Siddhartha berdiri di pinggir salah satu ladang dan menyaksikan
seorang petani mengaitkan seekor kerbau ke bajaknya. Sambil
menyeimbangkan bajaknya dengan satu tangan, sang petani mencambuk
kerbau dengan tangan lainnya. Kerbau itu terjerat dengan kuatnya dalam
beratnya bajak. Matahari menyinari sang petani, tubuhnya bemandikan
dengan keringat. Bajak itu membelah tanah yang subur itu menjadi dua
lajur yang rapi.
Siddhartha memperhatikan bahwa ketika tanah tersebut diaduk oleh
bajak, cacing-cacing dan binatang-binatang kecil lainnya terpotong dan
ditinggal mati dalam panas terik matahari. Burung-burung yang
berterbangan menemukan mereka dan datang untuk menyantapnya. Seekor
rajawali menerjang turun, mencengkeram salah seekor burung dalam
cakarnya, dan membawanya pergi.
Berdiri di bawah sengatan matahari sambil menyaksikan
kejadian-kejadian ini, Siddhartha juga bermandikan dengan keringat. Ia
berlari menuju bayang-bayang pohon Jambu untuk merefleksikan apa yang
telah ia saksikan. Ia duduk dan menyilangkan kedua kakinya. Ia
pejamkan matanya. Ia duduk dalam waktu yang cukup lama, tenang dan
tegar, memikirkan tentang apa yang telah ia lihat di ladang. Pada saat
ia duduk di sana, para anggota keluarga mulai memasuki ladang dengan
keceriaan untuk merayakan acara pembajakan pertama kalinya itu.

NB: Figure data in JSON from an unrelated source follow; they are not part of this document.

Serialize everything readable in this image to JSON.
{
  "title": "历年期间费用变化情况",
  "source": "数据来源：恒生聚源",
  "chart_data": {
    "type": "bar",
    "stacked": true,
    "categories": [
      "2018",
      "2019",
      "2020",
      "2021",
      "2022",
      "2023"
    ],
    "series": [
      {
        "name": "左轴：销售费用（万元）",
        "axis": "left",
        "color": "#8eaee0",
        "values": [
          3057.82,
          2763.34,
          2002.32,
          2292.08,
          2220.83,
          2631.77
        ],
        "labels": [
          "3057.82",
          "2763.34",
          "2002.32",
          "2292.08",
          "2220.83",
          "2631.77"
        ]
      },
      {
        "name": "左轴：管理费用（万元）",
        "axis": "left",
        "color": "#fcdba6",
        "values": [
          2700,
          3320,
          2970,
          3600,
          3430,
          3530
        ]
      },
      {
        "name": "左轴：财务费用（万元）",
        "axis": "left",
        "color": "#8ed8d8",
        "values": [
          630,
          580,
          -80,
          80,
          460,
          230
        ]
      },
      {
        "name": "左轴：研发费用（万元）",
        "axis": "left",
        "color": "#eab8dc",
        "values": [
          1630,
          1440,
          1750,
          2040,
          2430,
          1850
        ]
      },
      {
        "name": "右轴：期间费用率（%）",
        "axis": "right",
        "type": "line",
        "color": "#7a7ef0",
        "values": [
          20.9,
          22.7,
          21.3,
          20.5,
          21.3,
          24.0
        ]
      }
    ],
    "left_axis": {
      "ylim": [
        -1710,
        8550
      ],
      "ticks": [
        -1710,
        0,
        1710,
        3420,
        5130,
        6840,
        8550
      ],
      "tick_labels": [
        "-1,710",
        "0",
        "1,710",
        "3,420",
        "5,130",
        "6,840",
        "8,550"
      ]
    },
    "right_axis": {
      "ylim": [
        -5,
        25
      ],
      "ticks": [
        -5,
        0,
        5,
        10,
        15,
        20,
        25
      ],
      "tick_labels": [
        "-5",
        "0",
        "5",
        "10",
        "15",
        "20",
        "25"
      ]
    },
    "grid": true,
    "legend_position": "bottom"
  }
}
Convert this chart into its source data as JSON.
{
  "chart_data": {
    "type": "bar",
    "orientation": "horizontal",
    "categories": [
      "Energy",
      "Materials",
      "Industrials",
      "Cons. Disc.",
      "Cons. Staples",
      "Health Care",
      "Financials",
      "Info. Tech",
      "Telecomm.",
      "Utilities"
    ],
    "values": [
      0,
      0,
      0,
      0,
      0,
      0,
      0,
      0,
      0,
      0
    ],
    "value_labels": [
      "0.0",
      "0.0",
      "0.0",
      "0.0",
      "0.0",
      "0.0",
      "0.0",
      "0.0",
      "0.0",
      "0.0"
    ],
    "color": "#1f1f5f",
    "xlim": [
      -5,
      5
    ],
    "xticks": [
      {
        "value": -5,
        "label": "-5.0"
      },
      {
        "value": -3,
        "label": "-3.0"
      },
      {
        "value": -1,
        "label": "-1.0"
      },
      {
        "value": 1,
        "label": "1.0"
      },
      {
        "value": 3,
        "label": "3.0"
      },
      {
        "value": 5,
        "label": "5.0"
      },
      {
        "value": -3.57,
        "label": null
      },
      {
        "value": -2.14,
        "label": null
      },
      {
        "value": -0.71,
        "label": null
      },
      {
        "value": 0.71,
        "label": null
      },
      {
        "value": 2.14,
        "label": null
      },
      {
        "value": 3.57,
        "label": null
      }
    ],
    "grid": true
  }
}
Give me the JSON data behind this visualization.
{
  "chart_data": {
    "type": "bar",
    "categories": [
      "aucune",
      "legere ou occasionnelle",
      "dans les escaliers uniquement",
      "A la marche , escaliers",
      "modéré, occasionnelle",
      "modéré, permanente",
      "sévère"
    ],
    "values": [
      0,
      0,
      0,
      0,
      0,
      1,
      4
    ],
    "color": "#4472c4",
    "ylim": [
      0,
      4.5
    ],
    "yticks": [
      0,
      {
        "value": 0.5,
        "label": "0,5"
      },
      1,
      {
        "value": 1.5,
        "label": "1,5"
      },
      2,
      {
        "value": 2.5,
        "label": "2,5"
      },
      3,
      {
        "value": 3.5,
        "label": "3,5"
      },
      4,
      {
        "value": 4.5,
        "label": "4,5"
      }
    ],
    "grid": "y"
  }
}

Terdapatlah lagu-lagu dan tari-tarian. Tetapi meskipun perayaan
tersebut telah dimulai, Siddhartha tetap melanjutkan ketenangan duduknya.
Siddhartha masih terbenam dalam apa yang telah ia saksikan di ladang,
ketika Raja dan Ratu melewatinya. Mereka terkejut melihat Siddhartha
duduk dengan konsentrasi yang begitu dalam. Ibunya terharu meneteskan
air mata ketika ia melihat betapa menawannya Siddhartha. Ketika ia
menghampiri Siddhartha, anak lelaki itu menatapnya dan berkata, "Ibu,
mendaras kitab-kitab suci tidak berbuat apapun untuk membantu
cacing-cacing dan burung-burung."
Suatu saat, ketika Buddha telah berlatih untuk waktu yang cukup lama,
ia mengingat kembali pada saat ia berumur sembilan tahun ketika duduk
bermeditasi untuk pertama kalinya di bawah rindangnya bayang-bayang
pohon Jambu pada hari perayaan tahunan pembajakan pertama kali, dan
teringat betapa menyegarkan dan damainya saat-saat itu!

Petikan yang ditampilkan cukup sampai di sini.